$20,000 - $30,000
$10,000 - $15,000
Josh Klein has practiced and was trained, both formally and informally, in hacking — social systems, computer networks, institutions, consumer hardware, animal behavior, and, most recently, the publishing industry. When he’s not taking things apart or putting them back together again he speaks, writes, and consults on new and emerging technologies that improve people’s lives — and has tremendous fun doing it.
Most of Josh’s time is spent speaking to companies and at conferences such as World Economic Forum’s annual meeting in Davos, Gadgetoff, TED, SICS, LA-IP, BIF, and Serious Play, and he has appeared on the Sundance Channel, Nova, and other programs. He also spends a significant amount of time consulting to companies large and small, such as Microsoft, Oracle, Frog Design, Nokia, Johns Hopkins, Bankinter, The United States Government, and others.
But really what Josh Kleindoes is this: he examines systems, he takes them apart, and he puts different pieces together to produce something new and more effective. He hacks. Everything.
Cybersecurity: It's People
Cybersecurity has evolved from lone wolves duking it out in sparse online forums to massively parallel cyber industrial complexes manned by nation states. As our attack surfaces shifted from individual servers to cloud infrastructures, from zero-day one-offs to massively sophisticated media ecologies, corporations became the sacrificial lambs.
The reason for this is people. Because the arms race between state actors has driven the speed and scale of cyberattacks to unprecedented new heights, increasingly the easiest way "in" is the soft squishy middle - the human element.
Come learn how evolving AI and analytical engines are producing insights into human manipulation at an incredible new level. Josh Klein walks you through the frightening - and myriad - ways in which corporations, countries, and common thieves are exploiting your very nature to change your behavior and steal your stuff.
Forewarned is forearmed - don't miss the chance to get ahead of potential attackers (and competitors) in using emerging technologies both defensively and ethically.
The Future of Work
The pandemic compressed a decade's worth of technology adoption into one short year, and nowhere has that been felt more keenly than at work - or home, depending on what you call it.
As white-collar workers discover the benefits and costs of working from home the majority of businesses are trying to reconcile what will be needed to keep them employed, satisfied, and growing. Moreover, the question still remains of how best to take advantage of the increased flexibility and reach a distributed workforce might represent.

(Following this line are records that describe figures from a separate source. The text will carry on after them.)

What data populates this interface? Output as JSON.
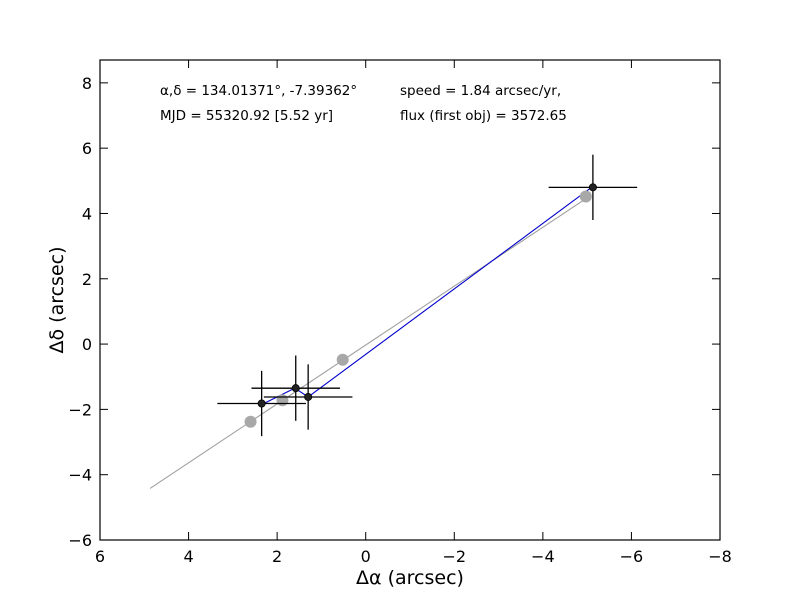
{
  "chart_data": {
    "type": "scatter",
    "title": "",
    "xlabel": "Δα (arcsec)",
    "ylabel": "Δδ (arcsec)",
    "xlim": [
      6,
      -8
    ],
    "ylim": [
      -6,
      8.7
    ],
    "xticks": [
      6,
      4,
      2,
      0,
      -2,
      -4,
      -6,
      -8
    ],
    "xtick_labels": [
      "6",
      "4",
      "2",
      "0",
      "−2",
      "−4",
      "−6",
      "−8"
    ],
    "yticks": [
      -6,
      -4,
      -2,
      0,
      2,
      4,
      6,
      8
    ],
    "ytick_labels": [
      "−6",
      "−4",
      "−2",
      "0",
      "2",
      "4",
      "6",
      "8"
    ],
    "grid": false,
    "legend": "none",
    "annotations": {
      "coords": "α,δ = 134.01371°, -7.39362°",
      "mjd": "MJD = 55320.92 [5.52 yr]",
      "speed": "speed = 1.84 arcsec/yr,",
      "flux": "flux (first obj) = 3572.65"
    },
    "fit_line": {
      "color": "#a0a0a0",
      "x": [
        4.87,
        -5.0
      ],
      "y": [
        -4.42,
        4.48
      ]
    },
    "model_points": {
      "color": "#a8a8a8",
      "x": [
        2.6,
        1.88,
        0.52,
        -4.97
      ],
      "y": [
        -2.38,
        -1.72,
        -0.48,
        4.52
      ]
    },
    "path_line": {
      "color": "#0000cc",
      "x": [
        2.3,
        1.6,
        1.3,
        -5.1
      ],
      "y": [
        -1.82,
        -1.35,
        -1.62,
        4.8
      ]
    },
    "observations": {
      "color": "#222222",
      "points": [
        {
          "x": 2.35,
          "y": -1.82,
          "xerr": 1.0,
          "yerr": 1.0
        },
        {
          "x": 1.58,
          "y": -1.35,
          "xerr": 1.0,
          "yerr": 1.0
        },
        {
          "x": 1.3,
          "y": -1.62,
          "xerr": 1.0,
          "yerr": 1.0
        },
        {
          "x": -5.13,
          "y": 4.8,
          "xerr": 1.0,
          "yerr": 1.0
        }
      ]
    }
  }
}
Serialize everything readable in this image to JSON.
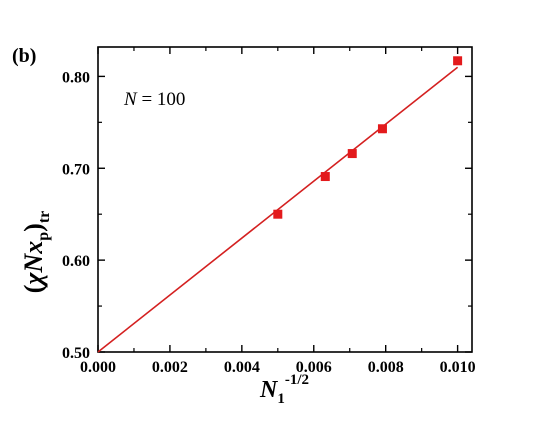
{
  "panel_label": "(b)",
  "annotation": {
    "var": "N",
    "rest": " = 100"
  },
  "chart_data": {
    "type": "scatter",
    "xlabel": {
      "base": "N",
      "sub": "1",
      "sup": "-1/2"
    },
    "ylabel": {
      "open": "(",
      "chi": "χ",
      "n": "N",
      "x": "x",
      "sub_p": "p",
      "close": ")",
      "sub_tr": "tr"
    },
    "xlim": [
      0.0,
      0.0104
    ],
    "ylim": [
      0.5,
      0.832
    ],
    "xticks": [
      0.0,
      0.002,
      0.004,
      0.006,
      0.008,
      0.01
    ],
    "xtick_labels": [
      "0.000",
      "0.002",
      "0.004",
      "0.006",
      "0.008",
      "0.010"
    ],
    "yticks": [
      0.5,
      0.6,
      0.7,
      0.8
    ],
    "ytick_labels": [
      "0.50",
      "0.60",
      "0.70",
      "0.80"
    ],
    "grid": false,
    "marker_color": "#e31a1c",
    "line_color": "#d42020",
    "series": [
      {
        "kind": "points",
        "marker": "square",
        "x": [
          0.005,
          0.00632,
          0.00707,
          0.00791,
          0.01
        ],
        "y": [
          0.65,
          0.691,
          0.716,
          0.743,
          0.817
        ]
      },
      {
        "kind": "fit-line",
        "x": [
          0.0,
          0.01
        ],
        "y": [
          0.5,
          0.81
        ]
      }
    ]
  }
}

Join Josh as he surfaces examples of how different technologies have prompted adaptation in the past and how they compare with the changes we're working through today. In creating a model for change, your listeners will be armed with a framework for forecasting not just the threats, but also the opportunities unique to each organization.
The future of work hasn't seen such a big shift since the industrial revolution. But with the right mindset and a little careful planning, companies can be agile and secure in taking advantage of it!
The End of the Great Stagnation
In 2011 economist Tyler Cowen published "The Great Stagnation," arguing that the American economy had reached a historical technological plateau that contributed to stagnation in the median American wage since 1973.
In 2020 he argued that it was over. In the last year alone we have seen world-changing advances in technologies as diverse as AI and medicine and from drones to data analytics. The dynamism and disruption caused by these new capabilities haven't even begun to be felt as, unseen by most behind the screen of the pandemic, fast-moving new companies are taking these technologies and running with them.
Drawing on his personal experiences on the front lines of E-Commerce, Mobile, and Cloud Computing as they emerged, Josh Klein walks your audience through key identifiers of transformative tech. By providing a framework for spotting trends, identifying opportunities, and shaping strategy, listeners will emerge vastly better prepared to make astute choices around emerging technology going forward.
The disruptions we've seen technology produced in the past had harbingers that mostly happened linearly. They happened, ironically, in a period of innovation draught. Now we're facing more cumulative opportunity and risks, with bigger impact and faster onset, and we're looking at them happening all at once.
Hang on to your hats and bring a notepad - this is going to be a wild ride!